Immerhin läßt die Begründung des Gerichts Raum für den Ersatz weiterer Schadenspositionen, beispielsweise der Kosten für die Benachrichtigung sowohl der auszuladenden Gäste als auch der verbliebenen 400, die über einen neuen Veranstaltungsort zu informieren waren.
Als Erkenntnis für die Eheleute bleibt übrig: Hätten sie anderswo einen ausreichend großen Saal gemietet und so die Geschenke aller Gäste erhalten, stünde einem Schadensersatzanspruch gegen den Vermieter wegen der Mehrkosten wohl nichts im Wege. Sich auf einen kleineren Raum einzulassen war also ein Fehler.

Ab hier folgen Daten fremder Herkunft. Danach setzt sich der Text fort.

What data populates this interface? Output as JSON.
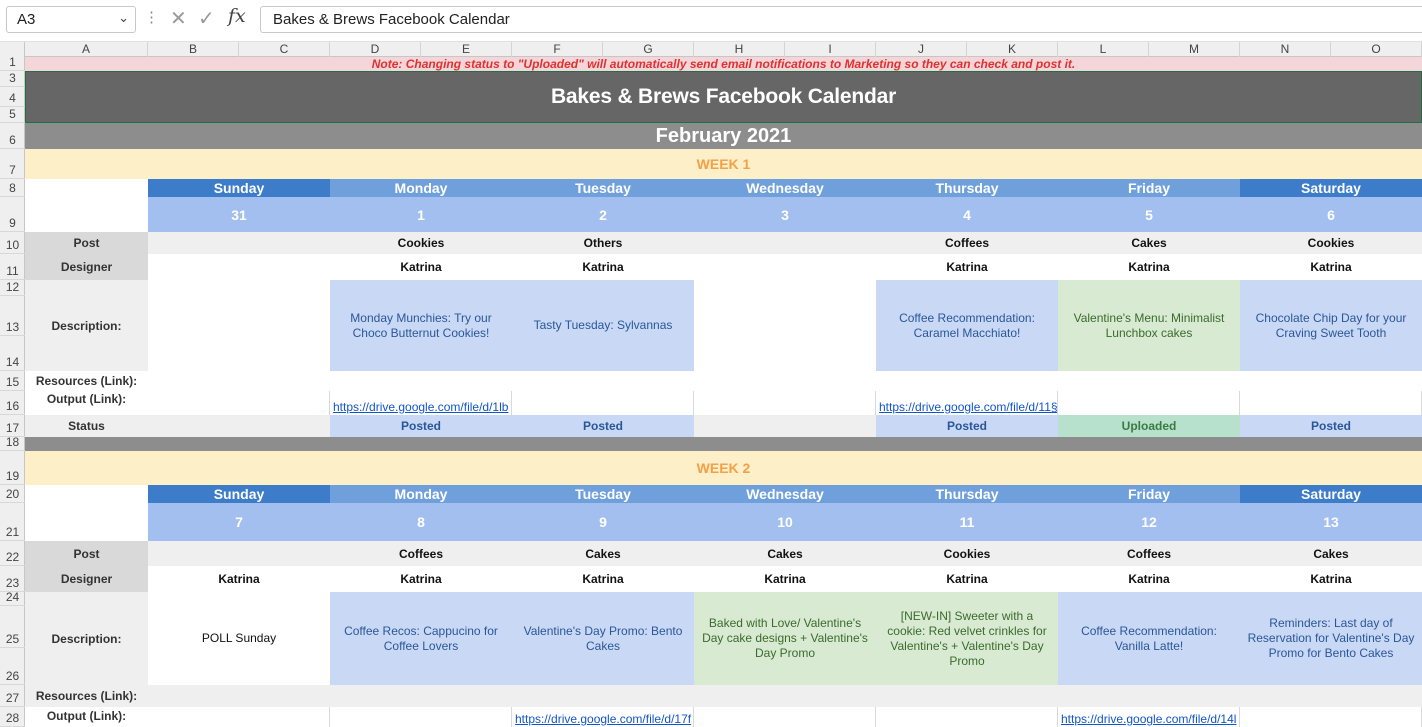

Dass es sich bei der entschiedenen Rechtsfrage nicht um ein Luxusproblem handelt, zeigt ein Detail des Verfahrens: Der Beschluß des OLG Frankfurt ist im Verfahren über die Gewährung von Prozesskostenhilfe ergangen. So kommerziell, dass das Paar durchs Feiern steinreich geworden wäre, war das Hochzeitsfest also wohl auch wieder nicht.
Der Autor Prof. Dr. Roland Schimmel ist Rechtsanwalt und lehrt an der Fachhochschule Frankfurt am Main.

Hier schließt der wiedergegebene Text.